Goldman expressed dismay in an 11-part Twitter message.
“Today’s announcement by Coca-Cola that they will be discontinuing @HonestTea is a gut punch to all the sweat, tears, and incredible passion that went into building our beloved brand,” he wrote. “My thoughts are with our longtime partners and friends, the #organic and @FairTradeCert farmers who helped develop their communities and protect their ecosystems with the tens of millions of pounds of sugar and spice they sold us.”
Coke-owned Gold Peak and Peace Tea – a brand launched by Coke partner Monster Energy in 2009 and then flipped to Coke in 2015 as part of a swap of brands – will become central to the company’s tea strategy, noted Sabrina Tandon, group director, RTD Tea, Coca-Cola North America Operating Unit in a press statement.

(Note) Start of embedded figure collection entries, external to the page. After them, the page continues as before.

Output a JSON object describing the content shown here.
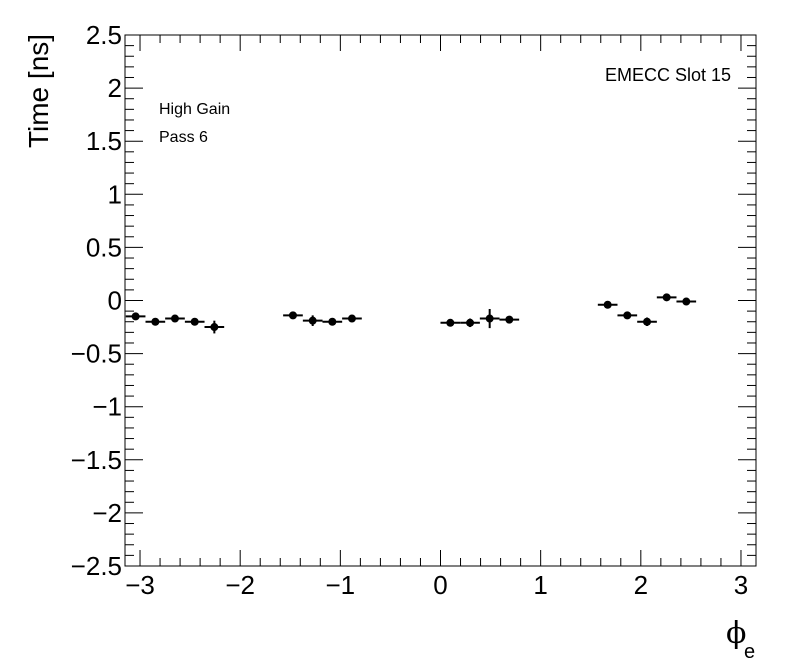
{
  "chart_data": {
    "type": "scatter",
    "ylabel": "Time [ns]",
    "xlabel_symbol": "ϕ",
    "xlabel_subscript": "e",
    "annotations": {
      "gain": "High Gain",
      "pass": "Pass 6",
      "slot": "EMECC Slot 15"
    },
    "xlim": [
      -3.15,
      3.15
    ],
    "ylim": [
      -2.5,
      2.5
    ],
    "x_major_ticks": [
      -3,
      -2,
      -1,
      0,
      1,
      2,
      3
    ],
    "x_tick_labels": [
      "−3",
      "−2",
      "−1",
      "0",
      "1",
      "2",
      "3"
    ],
    "y_major_ticks": [
      -2.5,
      -2,
      -1.5,
      -1,
      -0.5,
      0,
      0.5,
      1,
      1.5,
      2,
      2.5
    ],
    "y_tick_labels": [
      "−2.5",
      "−2",
      "−1.5",
      "−1",
      "−0.5",
      "0",
      "0.5",
      "1",
      "1.5",
      "2",
      "2.5"
    ],
    "grid": false,
    "x_bin_half_width": 0.0982,
    "series": [
      {
        "points": [
          {
            "x": -3.044,
            "y": -0.15,
            "yerr": 0.03
          },
          {
            "x": -2.847,
            "y": -0.2,
            "yerr": 0.03
          },
          {
            "x": -2.651,
            "y": -0.17,
            "yerr": 0.03
          },
          {
            "x": -2.454,
            "y": -0.2,
            "yerr": 0.03
          },
          {
            "x": -2.258,
            "y": -0.25,
            "yerr": 0.06
          },
          {
            "x": -1.473,
            "y": -0.14,
            "yerr": 0.03
          },
          {
            "x": -1.276,
            "y": -0.19,
            "yerr": 0.05
          },
          {
            "x": -1.08,
            "y": -0.2,
            "yerr": 0.03
          },
          {
            "x": -0.884,
            "y": -0.17,
            "yerr": 0.03
          },
          {
            "x": 0.098,
            "y": -0.21,
            "yerr": 0.03
          },
          {
            "x": 0.295,
            "y": -0.21,
            "yerr": 0.04
          },
          {
            "x": 0.491,
            "y": -0.17,
            "yerr": 0.09
          },
          {
            "x": 0.687,
            "y": -0.18,
            "yerr": 0.03
          },
          {
            "x": 1.669,
            "y": -0.04,
            "yerr": 0.03
          },
          {
            "x": 1.865,
            "y": -0.14,
            "yerr": 0.03
          },
          {
            "x": 2.062,
            "y": -0.2,
            "yerr": 0.04
          },
          {
            "x": 2.258,
            "y": 0.03,
            "yerr": 0.03
          },
          {
            "x": 2.454,
            "y": -0.01,
            "yerr": 0.03
          }
        ]
      }
    ]
  }
}
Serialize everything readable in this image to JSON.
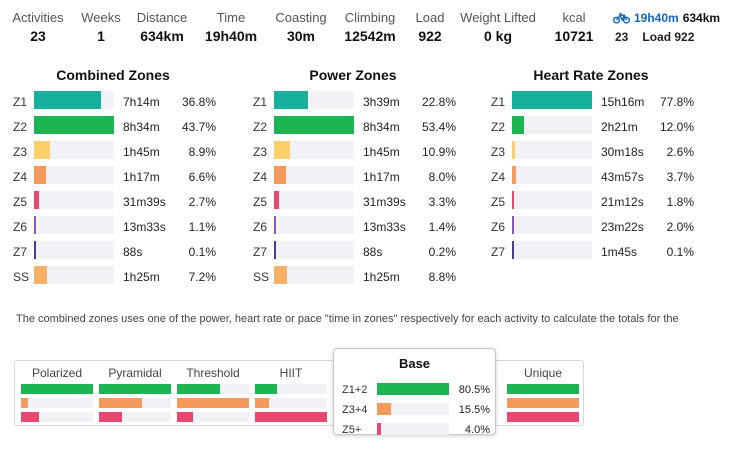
{
  "summary": {
    "stats": [
      {
        "label": "Activities",
        "value": "23"
      },
      {
        "label": "Weeks",
        "value": "1"
      },
      {
        "label": "Distance",
        "value": "634km"
      },
      {
        "label": "Time",
        "value": "19h40m"
      },
      {
        "label": "Coasting",
        "value": "30m"
      },
      {
        "label": "Climbing",
        "value": "12542m"
      },
      {
        "label": "Load",
        "value": "922"
      },
      {
        "label": "Weight Lifted",
        "value": "0 kg"
      },
      {
        "label": "kcal",
        "value": "10721"
      }
    ],
    "sport": {
      "icon": "bike-icon",
      "time": "19h40m",
      "distance": "634km",
      "activities": "23",
      "load": "Load 922"
    }
  },
  "colors": {
    "Z1": "#17b09c",
    "Z2": "#1db553",
    "Z3": "#fbd06b",
    "Z4": "#f59a5c",
    "Z5": "#e8476f",
    "Z6": "#8a55cc",
    "Z7": "#4a3d8f",
    "SS": "#f5b066",
    "track": "#f1f1f6",
    "link": "#1565c0"
  },
  "zone_tables": [
    {
      "title": "Combined Zones",
      "rows": [
        {
          "zone": "Z1",
          "time": "7h14m",
          "pct": "36.8%",
          "frac": 0.842
        },
        {
          "zone": "Z2",
          "time": "8h34m",
          "pct": "43.7%",
          "frac": 1.0
        },
        {
          "zone": "Z3",
          "time": "1h45m",
          "pct": "8.9%",
          "frac": 0.204
        },
        {
          "zone": "Z4",
          "time": "1h17m",
          "pct": "6.6%",
          "frac": 0.151
        },
        {
          "zone": "Z5",
          "time": "31m39s",
          "pct": "2.7%",
          "frac": 0.062
        },
        {
          "zone": "Z6",
          "time": "13m33s",
          "pct": "1.1%",
          "frac": 0.025
        },
        {
          "zone": "Z7",
          "time": "88s",
          "pct": "0.1%",
          "frac": 0.01
        },
        {
          "zone": "SS",
          "time": "1h25m",
          "pct": "7.2%",
          "frac": 0.165
        }
      ]
    },
    {
      "title": "Power Zones",
      "rows": [
        {
          "zone": "Z1",
          "time": "3h39m",
          "pct": "22.8%",
          "frac": 0.427
        },
        {
          "zone": "Z2",
          "time": "8h34m",
          "pct": "53.4%",
          "frac": 1.0
        },
        {
          "zone": "Z3",
          "time": "1h45m",
          "pct": "10.9%",
          "frac": 0.204
        },
        {
          "zone": "Z4",
          "time": "1h17m",
          "pct": "8.0%",
          "frac": 0.15
        },
        {
          "zone": "Z5",
          "time": "31m39s",
          "pct": "3.3%",
          "frac": 0.062
        },
        {
          "zone": "Z6",
          "time": "13m33s",
          "pct": "1.4%",
          "frac": 0.026
        },
        {
          "zone": "Z7",
          "time": "88s",
          "pct": "0.2%",
          "frac": 0.01
        },
        {
          "zone": "SS",
          "time": "1h25m",
          "pct": "8.8%",
          "frac": 0.165
        }
      ]
    },
    {
      "title": "Heart Rate Zones",
      "rows": [
        {
          "zone": "Z1",
          "time": "15h16m",
          "pct": "77.8%",
          "frac": 1.0
        },
        {
          "zone": "Z2",
          "time": "2h21m",
          "pct": "12.0%",
          "frac": 0.154
        },
        {
          "zone": "Z3",
          "time": "30m18s",
          "pct": "2.6%",
          "frac": 0.033
        },
        {
          "zone": "Z4",
          "time": "43m57s",
          "pct": "3.7%",
          "frac": 0.048
        },
        {
          "zone": "Z5",
          "time": "21m12s",
          "pct": "1.8%",
          "frac": 0.023
        },
        {
          "zone": "Z6",
          "time": "23m22s",
          "pct": "2.0%",
          "frac": 0.026
        },
        {
          "zone": "Z7",
          "time": "1m45s",
          "pct": "0.1%",
          "frac": 0.01
        }
      ]
    }
  ],
  "note": "The combined zones uses one of the power, heart rate or pace \"time in zones\" respectively for each activity to calculate the totals for the",
  "models": [
    {
      "name": "Polarized",
      "fracs": [
        1.0,
        0.1,
        0.25
      ]
    },
    {
      "name": "Pyramidal",
      "fracs": [
        1.0,
        0.6,
        0.32
      ]
    },
    {
      "name": "Threshold",
      "fracs": [
        0.6,
        1.0,
        0.22
      ]
    },
    {
      "name": "HIIT",
      "fracs": [
        0.3,
        0.2,
        1.0
      ]
    },
    {
      "name": "Unique",
      "fracs": [
        1.0,
        1.0,
        1.0
      ]
    }
  ],
  "base": {
    "title": "Base",
    "rows": [
      {
        "label": "Z1+2",
        "pct": "80.5%",
        "frac": 1.0
      },
      {
        "label": "Z3+4",
        "pct": "15.5%",
        "frac": 0.19
      },
      {
        "label": "Z5+",
        "pct": "4.0%",
        "frac": 0.05
      }
    ]
  }
}
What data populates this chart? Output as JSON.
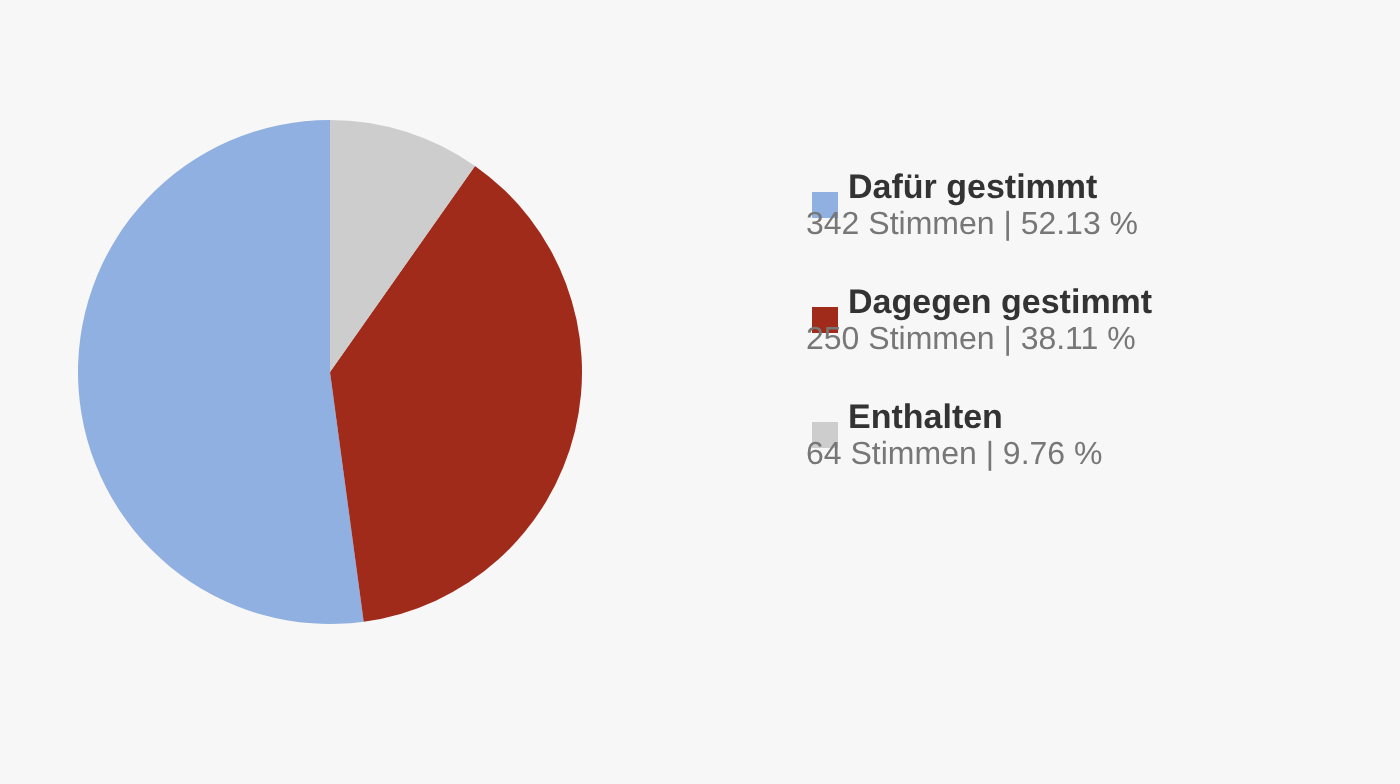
{
  "chart_data": {
    "type": "pie",
    "categories": [
      "Dafür gestimmt",
      "Dagegen gestimmt",
      "Enthalten"
    ],
    "values": [
      342,
      250,
      64
    ],
    "colors": [
      "#8fb0e0",
      "#a02b1a",
      "#cdcdcd"
    ],
    "value_labels": [
      "342 Stimmen | 52.13 %",
      "250 Stimmen | 38.11 %",
      "64 Stimmen | 9.76 %"
    ],
    "legend": "right"
  }
}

“We believe Gold Peak and Peace Tea are best positioned to meet consumer preferences for high-quality brewed teas with different levels of sweetness and flavor,” Tandon said.
Indeed, both brands have shown much larger sales in recent years. For the 52 week period that ended April 17, according to data provider IRI, Gold Peak had sales in excess of $470 million, while Peace Tea was close to $95 million. Honest Tea was at $40.6 million. Meanwhile, Honest Kids was at $103 million and growing.
Another brand from VEB, Zico, was discontinued at the end of 2020, although that brand was eventually re-acquired by founder Mark Rampolla’s PowerPlant Ventures.
That doesn’t seem likely in the case of Honest Tea, however, given the company’s continued backing of Honest kids. The release said the company plans to continue looking into licensing and other opportunities for the Honest brand in other categories. Recently, it launched a line of fruit chews in cooperation with the Hershey Co.
“We are phasing out the HONEST teas product line, but are not selling the HONEST brand,” Tandon noted in the press statement.